Elise frowned slightly, then spoke in her own right.
"Could you explain that, sir? I've never managed to understand that point and my books and tutors—they all seemed to assume that I did." She grinned. "Actually, I'm not certain that my tutor really understood either."
Oculios gave her a sudden smile—the first such that didn't seem like a bit of studied politeness. It turned the lines around his mouth into rippled crescents.
"I can do so," he said. "First, may I have your name? I am aware that I dismissed you unfairly as a mere apprentice to the healer, Sir Jared. You are clearly his partner."
Elise blushed. To herself she furiously tried to excuse the reaction as mere embarrassment at not having made proper introductions. Deep inside, she knew she had colored at hearing herself named so innocently in such an intimate relationship to Sir Jared.
"One moment, Oculios. I must tell Sir Jared what we have been saying."
She provided a quick summary.
Doc nodded. "Good. These sodalities sound important. Learn what you can about them and don't mind pausing every line or so to translate for me. I'll take a summary when you're done."
Elise decided that since this meeting was going to take a while, she may as well be seated. She made a neat curtsy to their visitor as she did so.
"I am Lady Elise Archer," she said.
"Lady Archer," Oculios said, not rising, but dipping his head in the seated equivalent of a bow. "Now, to explain. The guilds here are much like they are in your land—as I understand them, that is—organizations for regulation of business, setting reasonable prices for services and standards of quality for whatever is being sold."

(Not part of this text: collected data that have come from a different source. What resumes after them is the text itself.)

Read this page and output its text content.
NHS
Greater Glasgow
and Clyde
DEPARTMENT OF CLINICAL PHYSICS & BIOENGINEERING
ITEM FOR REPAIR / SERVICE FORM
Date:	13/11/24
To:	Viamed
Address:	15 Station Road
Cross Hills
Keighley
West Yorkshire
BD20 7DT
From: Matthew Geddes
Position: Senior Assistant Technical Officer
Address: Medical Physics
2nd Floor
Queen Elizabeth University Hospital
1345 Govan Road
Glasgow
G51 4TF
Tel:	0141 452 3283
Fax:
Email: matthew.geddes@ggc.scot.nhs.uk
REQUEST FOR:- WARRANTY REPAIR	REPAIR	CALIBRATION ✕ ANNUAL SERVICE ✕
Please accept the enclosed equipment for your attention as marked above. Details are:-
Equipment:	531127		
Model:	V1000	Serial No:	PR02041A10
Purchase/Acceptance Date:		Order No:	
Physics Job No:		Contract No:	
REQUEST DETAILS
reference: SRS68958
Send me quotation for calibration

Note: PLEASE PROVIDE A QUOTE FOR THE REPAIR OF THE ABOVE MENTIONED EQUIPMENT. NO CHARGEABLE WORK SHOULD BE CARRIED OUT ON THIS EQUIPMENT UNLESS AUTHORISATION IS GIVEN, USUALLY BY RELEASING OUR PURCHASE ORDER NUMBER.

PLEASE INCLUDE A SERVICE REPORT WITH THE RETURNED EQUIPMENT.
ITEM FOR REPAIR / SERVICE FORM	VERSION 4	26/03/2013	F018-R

"That seems a fair definition," she agreed.
"Here," Oculios continued, "the guilds are informally associated with various sodalities. The sodalities specialize in related skills, but specialize in the magical elements of those skills."
Elise shivered at this open mention of the forbidden art of magic. If Oculios noticed her reaction, he chose not to comment.

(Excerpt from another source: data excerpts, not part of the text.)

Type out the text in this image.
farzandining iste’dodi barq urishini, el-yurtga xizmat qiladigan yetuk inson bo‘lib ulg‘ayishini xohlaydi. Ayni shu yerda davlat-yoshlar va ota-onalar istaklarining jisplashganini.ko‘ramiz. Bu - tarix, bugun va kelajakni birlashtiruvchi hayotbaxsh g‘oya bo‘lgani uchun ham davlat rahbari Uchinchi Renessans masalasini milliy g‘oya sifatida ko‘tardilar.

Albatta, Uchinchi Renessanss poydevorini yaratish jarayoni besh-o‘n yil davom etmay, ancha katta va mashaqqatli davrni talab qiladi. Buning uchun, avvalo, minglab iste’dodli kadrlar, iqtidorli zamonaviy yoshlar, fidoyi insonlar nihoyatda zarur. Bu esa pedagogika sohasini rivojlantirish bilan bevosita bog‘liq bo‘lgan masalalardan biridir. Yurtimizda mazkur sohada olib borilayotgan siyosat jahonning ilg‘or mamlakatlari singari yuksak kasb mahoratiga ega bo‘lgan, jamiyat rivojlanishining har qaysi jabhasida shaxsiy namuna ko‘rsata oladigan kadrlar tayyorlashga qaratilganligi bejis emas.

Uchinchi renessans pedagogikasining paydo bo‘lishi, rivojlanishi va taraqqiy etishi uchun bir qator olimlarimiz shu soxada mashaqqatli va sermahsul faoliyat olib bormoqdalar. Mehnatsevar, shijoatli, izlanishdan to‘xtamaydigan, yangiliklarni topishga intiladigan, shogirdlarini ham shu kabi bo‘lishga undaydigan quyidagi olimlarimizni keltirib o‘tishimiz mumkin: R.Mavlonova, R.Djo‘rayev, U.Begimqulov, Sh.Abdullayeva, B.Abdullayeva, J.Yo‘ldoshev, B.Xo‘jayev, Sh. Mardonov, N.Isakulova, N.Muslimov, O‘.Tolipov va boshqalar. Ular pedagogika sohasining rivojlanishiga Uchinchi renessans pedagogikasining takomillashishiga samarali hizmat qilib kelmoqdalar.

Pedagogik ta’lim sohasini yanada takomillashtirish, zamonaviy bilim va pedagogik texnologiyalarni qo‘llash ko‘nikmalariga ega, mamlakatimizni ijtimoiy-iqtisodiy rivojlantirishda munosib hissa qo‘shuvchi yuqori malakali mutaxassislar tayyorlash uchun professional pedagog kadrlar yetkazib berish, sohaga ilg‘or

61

"Most of my art," he said, "consists of tasks a healer or herbalist in your own land would recognize. However, I also am devoted to endeavoring to perpetuate knowledge left to us at the departure of the Founders. In the case of my sodality, we attempt to combine elements into potions and preparations that our records tell us the Founders once used."
"Attempt?"
Elise felt the word slip out before she could school it back.
Oculios went stiff and formal. The lines around his eyes and mouth became rounded, like ripples spreading from a pebble dropped into a still pool.
"In our land, as in yours, much information was lost and damaged during the Burning Death. Where New Kelvin differs from Hawk Haven is that we have regathered much of that knowledge and have it available for our use."
Elise schooled her expression into something wide-eyed, awed, and maybe just a bit scared. Oculios relaxed slightly, apparently pleased by her respect.
"Additionally, it is from the sodalities that the Primes are elected—and from the Primes that the Dragon Speaker is elected."
Elise nodded, on firm ground again. She had studied this peculiar system of government with interest. The Dragon Speaker seemed to be the
real
king of New Kelvin, but the Speaker ruled at the whim of these Primes. She had thought that the Primes were nobles, but apparently they were more like master crafters who might or might not also dabble in magic.
"One moment," she said, wanting time to adapt her own mental map. "Let me translate."
"So," Sir Jared commented when she had finished. "Oculios is not here as a competing healer, but as a representative of their ruling class."
"Do you want me to translate that?"
"Might as well."
She did. Oculios stretched his lips into one of his formal smiles.
"That is true to a point. My sodality is greatly interested in your use of magic to assist in healing. The form is different than our own, but still it falls in our purview. We would like to study Sir Jared at work."